Redis vs. RAMCloud
Redis is a key-value store that keeps all data in memory, so in many ways it looks pretty similar to RAMCloud. This page compares RAMCloud to Redis.
Data Model
Redis has a richer data model than RAMCloud. For example, in addition to the simple get-set semantics provided by RAMCloud, Redis also provides the following operations:
- Atomic increment (RAMCloud provides this as well).
- Treat values as sets: add to set, remove from set, union, etc.
- Treat values as sorted sets: each element in a set has a "score", which can be used to order the elements.
- Treat values as lists: push, pop, index, range, etc.
- Treat values as bit strings (e.g. count "on" bits).
- Treat values as hash tables.
- Transactions involving multiple operations.
- Publish-subscribe
- Expiration times for objects.
Performance
Redis appears to have throughput of 100K-1M operations/second, which is in the same ballpark as one RAMCloud server. Latency for reads appears to be in the range of 200 microseconds (using 1Gb Ethernet). RAMCloud latency is much faster (5us for reads, 15us for writes), but only with faster networking technologies. With 1Gb Ethernet, RAMCloud is still faster than Redis but less than 2x faster.
Scalability
Redis appears to have been optimized for single-server deployments. If the system scales beyond a single server, then data must be partitioned among the servers:
- Both range partitioning and hash partitioning are supported
- Partitioning can be handled by having clients choose the correct server, by forwarding all requests to a proxy that retransmits to the appropriate server (with additional latency), or by sending requests to a random server, which then redirects them to the right server (again, with a latency penalty).
- Several of the Redis operations do not work in a partitioned world, such as multi-object transactions.
- Overall, it looks like scaling introduces problems both with performance and with the data model.
RAMCloud was designed and optimized for scale (hundreds or thousands of servers). All of RAMCloud's (admittedly simpler) operations work at scale, and performance is not impacted. Scaling in RAMCloud is transparent: clients do not need to be aware of the size of the system. In some ways, RAMCloud gets better as it gets larger: for example, crash recovery from a failed server gets faster as the cluster size increases.
Durability
Redis' durability model is relatively weak:
- It offers both snapshotting and operation logging, but in most cases data will be lost after crashes (even with logging enabled, the logs typically are not flushed synchronously during each operation, resulting in some data loss after crashes). The only way to eliminate loss of data is to use logging with the most conservative flushing mode (sync before responding to client); this introduces a large performance penalty, and it sounds like it's not normally used.
- Redis offers master-slave replication, but it isn't synchronous, so data can be lost during crashes.

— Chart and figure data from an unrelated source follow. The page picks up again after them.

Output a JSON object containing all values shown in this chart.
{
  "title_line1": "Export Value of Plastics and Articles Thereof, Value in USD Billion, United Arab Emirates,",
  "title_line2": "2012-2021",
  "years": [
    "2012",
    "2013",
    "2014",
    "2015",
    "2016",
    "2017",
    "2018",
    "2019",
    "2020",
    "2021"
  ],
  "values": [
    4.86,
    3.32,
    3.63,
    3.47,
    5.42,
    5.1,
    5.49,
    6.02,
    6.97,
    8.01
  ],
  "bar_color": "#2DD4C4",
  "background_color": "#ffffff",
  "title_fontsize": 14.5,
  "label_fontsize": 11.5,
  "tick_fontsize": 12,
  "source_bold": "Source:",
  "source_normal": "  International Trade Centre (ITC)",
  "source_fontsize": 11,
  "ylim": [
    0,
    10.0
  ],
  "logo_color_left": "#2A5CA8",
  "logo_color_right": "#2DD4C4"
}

It's unclear whether there is automatic failover after a master crash.
- Scaling introduces administrative hassles: each server's backup data must be managed separately.

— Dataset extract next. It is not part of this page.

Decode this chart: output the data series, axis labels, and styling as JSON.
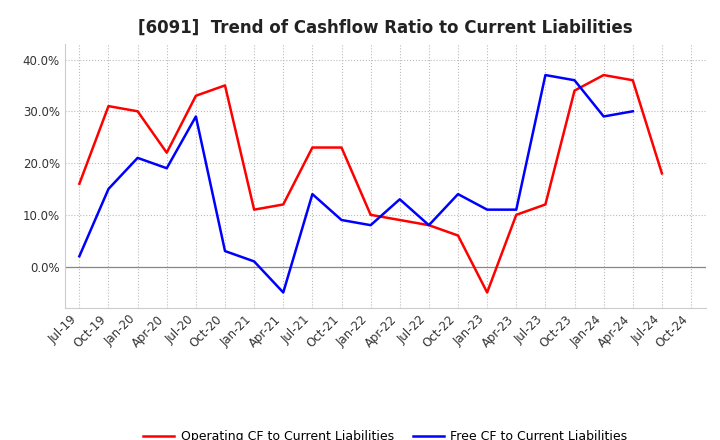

RAMCloud provides better durability:
- Automatic replication, crash recovery, and fail-over (no loss of availability if a server fails)
- Stronger durability guarantee: data is always replicated and durable before operations return, without significant performance hit (subject to the requirement for persistent buffers on backups).
- No administrative issues for scalability.
Consistency
It does not appear that Redis provides linearizable semantics for operations; the behavior of operations may change in the face of server crashes and restarts.
RAMCloud is designed for full linearizability: crashes and restarts do not affect client-visible behavior.